Une véritable culture de l'environnement a commencé à voir le jour, dès 1988, avec la création d'instruments financiers, juridiques, technologiques et pédagogiques, nécessaires à la gestion rationnelle des ressources naturelles.

Le schéma d'aménagement régional ainsi que le schéma national ont été élaborés sur la base d'études approfondies et grâce à un long travail d'information et de coordination, concernant

 

l'approche consensuelle et concertée impliquant l'ensemble des partenaires nationaux, régionaux et locaux concernés.

Toutes les actions engagées en matière de protection de l'environnement s'inscrivent dans le cadre d'une stratégie nationale pour un développement durable, en conformité avec les principes issus de la Conférence de Rio de 1992 confortés par la conférence de Johannesburg en 2002.

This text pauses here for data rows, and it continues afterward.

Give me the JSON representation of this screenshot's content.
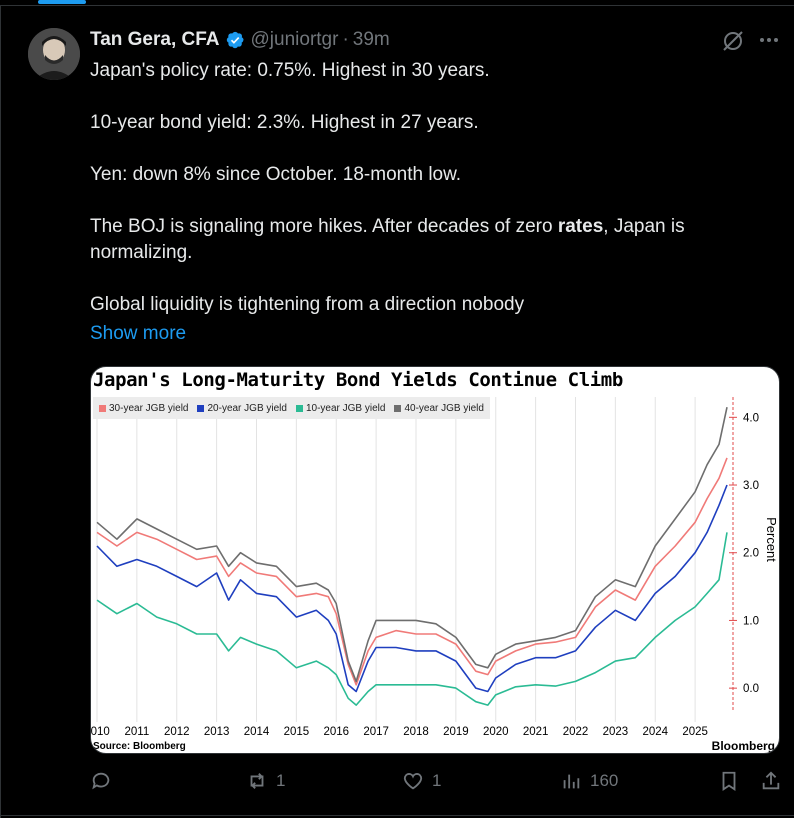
{
  "tweet": {
    "author_name": "Tan Gera, CFA",
    "handle": "@juniortgr",
    "separator": "·",
    "time": "39m",
    "paragraphs": [
      "Japan's policy rate: 0.75%. Highest in 30 years.",
      "10-year bond yield: 2.3%. Highest in 27 years.",
      "Yen: down 8% since October. 18-month low."
    ],
    "boj_before": "The BOJ is signaling more hikes. After decades of zero ",
    "boj_bold": "rates",
    "boj_after": ", Japan is normalizing.",
    "last_line": "Global liquidity is tightening from a direction nobody",
    "show_more": "Show more"
  },
  "icons": {
    "verified": "verified-badge-icon",
    "grok": "grok-icon",
    "more": "more-icon",
    "reply": "reply-icon",
    "repost": "repost-icon",
    "like": "like-icon",
    "views": "views-icon",
    "bookmark": "bookmark-icon",
    "share": "share-icon"
  },
  "actions": {
    "reply_count": "",
    "repost_count": "1",
    "like_count": "1",
    "view_count": "160"
  },
  "colors": {
    "accent": "#1d9bf0",
    "muted": "#71767b",
    "background": "#000000"
  },
  "chart_data": {
    "type": "line",
    "title": "Japan's Long-Maturity Bond Yields Continue Climb",
    "source": "Source: Bloomberg",
    "brand": "Bloomberg",
    "ylabel": "Percent",
    "ylim": [
      -0.5,
      4.3
    ],
    "yticks": [
      "4.0",
      "3.0",
      "2.0",
      "1.0",
      "0.0"
    ],
    "xticks": [
      "2010",
      "2011",
      "2012",
      "2013",
      "2014",
      "2015",
      "2016",
      "2017",
      "2018",
      "2019",
      "2020",
      "2021",
      "2022",
      "2023",
      "2024",
      "2025"
    ],
    "xlim": [
      2009.9,
      2025.9
    ],
    "grid": "vertical",
    "legend_placement": "top-left",
    "series": [
      {
        "name": "30-year JGB yield",
        "color": "#f07a78",
        "points": [
          [
            2010,
            2.3
          ],
          [
            2010.5,
            2.1
          ],
          [
            2011,
            2.3
          ],
          [
            2011.5,
            2.2
          ],
          [
            2012,
            2.05
          ],
          [
            2012.5,
            1.9
          ],
          [
            2013,
            1.95
          ],
          [
            2013.3,
            1.65
          ],
          [
            2013.6,
            1.85
          ],
          [
            2014,
            1.7
          ],
          [
            2014.5,
            1.65
          ],
          [
            2015,
            1.35
          ],
          [
            2015.5,
            1.4
          ],
          [
            2015.8,
            1.35
          ],
          [
            2016,
            1.1
          ],
          [
            2016.3,
            0.35
          ],
          [
            2016.5,
            0.05
          ],
          [
            2016.8,
            0.55
          ],
          [
            2017,
            0.75
          ],
          [
            2017.5,
            0.85
          ],
          [
            2018,
            0.8
          ],
          [
            2018.5,
            0.8
          ],
          [
            2019,
            0.65
          ],
          [
            2019.5,
            0.25
          ],
          [
            2019.8,
            0.2
          ],
          [
            2020,
            0.4
          ],
          [
            2020.5,
            0.55
          ],
          [
            2021,
            0.65
          ],
          [
            2021.5,
            0.68
          ],
          [
            2022,
            0.75
          ],
          [
            2022.5,
            1.2
          ],
          [
            2023,
            1.45
          ],
          [
            2023.5,
            1.3
          ],
          [
            2024,
            1.8
          ],
          [
            2024.5,
            2.1
          ],
          [
            2025,
            2.45
          ],
          [
            2025.3,
            2.8
          ],
          [
            2025.6,
            3.1
          ],
          [
            2025.8,
            3.4
          ]
        ]
      },
      {
        "name": "20-year JGB yield",
        "color": "#1f3fbf",
        "points": [
          [
            2010,
            2.1
          ],
          [
            2010.5,
            1.8
          ],
          [
            2011,
            1.9
          ],
          [
            2011.5,
            1.8
          ],
          [
            2012,
            1.65
          ],
          [
            2012.5,
            1.5
          ],
          [
            2013,
            1.7
          ],
          [
            2013.3,
            1.3
          ],
          [
            2013.6,
            1.6
          ],
          [
            2014,
            1.4
          ],
          [
            2014.5,
            1.35
          ],
          [
            2015,
            1.05
          ],
          [
            2015.5,
            1.15
          ],
          [
            2015.8,
            1.0
          ],
          [
            2016,
            0.8
          ],
          [
            2016.3,
            0.05
          ],
          [
            2016.5,
            -0.05
          ],
          [
            2016.8,
            0.4
          ],
          [
            2017,
            0.6
          ],
          [
            2017.5,
            0.6
          ],
          [
            2018,
            0.55
          ],
          [
            2018.5,
            0.55
          ],
          [
            2019,
            0.4
          ],
          [
            2019.5,
            0.0
          ],
          [
            2019.8,
            -0.05
          ],
          [
            2020,
            0.15
          ],
          [
            2020.5,
            0.35
          ],
          [
            2021,
            0.45
          ],
          [
            2021.5,
            0.45
          ],
          [
            2022,
            0.55
          ],
          [
            2022.5,
            0.9
          ],
          [
            2023,
            1.15
          ],
          [
            2023.5,
            1.0
          ],
          [
            2024,
            1.4
          ],
          [
            2024.5,
            1.65
          ],
          [
            2025,
            2.0
          ],
          [
            2025.3,
            2.3
          ],
          [
            2025.6,
            2.7
          ],
          [
            2025.8,
            3.0
          ]
        ]
      },
      {
        "name": "10-year JGB yield",
        "color": "#2bbb94",
        "points": [
          [
            2010,
            1.3
          ],
          [
            2010.5,
            1.1
          ],
          [
            2011,
            1.25
          ],
          [
            2011.5,
            1.05
          ],
          [
            2012,
            0.95
          ],
          [
            2012.5,
            0.8
          ],
          [
            2013,
            0.8
          ],
          [
            2013.3,
            0.55
          ],
          [
            2013.6,
            0.75
          ],
          [
            2014,
            0.65
          ],
          [
            2014.5,
            0.55
          ],
          [
            2015,
            0.3
          ],
          [
            2015.5,
            0.4
          ],
          [
            2015.8,
            0.3
          ],
          [
            2016,
            0.2
          ],
          [
            2016.3,
            -0.15
          ],
          [
            2016.5,
            -0.25
          ],
          [
            2016.8,
            -0.05
          ],
          [
            2017,
            0.05
          ],
          [
            2017.5,
            0.05
          ],
          [
            2018,
            0.05
          ],
          [
            2018.5,
            0.05
          ],
          [
            2019,
            0.0
          ],
          [
            2019.5,
            -0.2
          ],
          [
            2019.8,
            -0.25
          ],
          [
            2020,
            -0.1
          ],
          [
            2020.5,
            0.02
          ],
          [
            2021,
            0.05
          ],
          [
            2021.5,
            0.03
          ],
          [
            2022,
            0.1
          ],
          [
            2022.5,
            0.23
          ],
          [
            2023,
            0.4
          ],
          [
            2023.5,
            0.45
          ],
          [
            2024,
            0.75
          ],
          [
            2024.5,
            1.0
          ],
          [
            2025,
            1.2
          ],
          [
            2025.3,
            1.4
          ],
          [
            2025.6,
            1.6
          ],
          [
            2025.8,
            2.3
          ]
        ]
      },
      {
        "name": "40-year JGB yield",
        "color": "#6e6e6e",
        "points": [
          [
            2010,
            2.45
          ],
          [
            2010.5,
            2.2
          ],
          [
            2011,
            2.5
          ],
          [
            2011.5,
            2.35
          ],
          [
            2012,
            2.2
          ],
          [
            2012.5,
            2.05
          ],
          [
            2013,
            2.1
          ],
          [
            2013.3,
            1.8
          ],
          [
            2013.6,
            2.0
          ],
          [
            2014,
            1.85
          ],
          [
            2014.5,
            1.8
          ],
          [
            2015,
            1.5
          ],
          [
            2015.5,
            1.55
          ],
          [
            2015.8,
            1.45
          ],
          [
            2016,
            1.25
          ],
          [
            2016.3,
            0.4
          ],
          [
            2016.5,
            0.1
          ],
          [
            2016.8,
            0.7
          ],
          [
            2017,
            1.0
          ],
          [
            2017.5,
            1.0
          ],
          [
            2018,
            1.0
          ],
          [
            2018.5,
            0.95
          ],
          [
            2019,
            0.75
          ],
          [
            2019.5,
            0.35
          ],
          [
            2019.8,
            0.3
          ],
          [
            2020,
            0.5
          ],
          [
            2020.5,
            0.65
          ],
          [
            2021,
            0.7
          ],
          [
            2021.5,
            0.75
          ],
          [
            2022,
            0.85
          ],
          [
            2022.5,
            1.35
          ],
          [
            2023,
            1.6
          ],
          [
            2023.5,
            1.5
          ],
          [
            2024,
            2.1
          ],
          [
            2024.5,
            2.5
          ],
          [
            2025,
            2.9
          ],
          [
            2025.3,
            3.3
          ],
          [
            2025.6,
            3.6
          ],
          [
            2025.8,
            4.15
          ]
        ]
      }
    ]
  }
}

Face à la parcimonie des ressources hydriques, la gestion rationnelle de l'eau est conjuguée avec une ambitieuse politique de grands barrages, dont 23 sont déjà opérationnels. Parallèlement, 61 stations d'épuration ont été créées dans le cadre d'un programme de réutilisation des eaux usées dans l'irrigation.

Dans le souci de préserver le patrimoine écologique, le nombre de parcs nationaux et de réserves naturelles est passé de 4 en 1987 à 24 en 2001. Par ailleurs, 14 zones sont aujourd'hui soumises à des mesures spécifiques de conservation de la nature. Le projet des parcs urbains est relancé à l'automne 2002. L'objectif étant de réaliser 100 parcs dans les différentes régions du pays.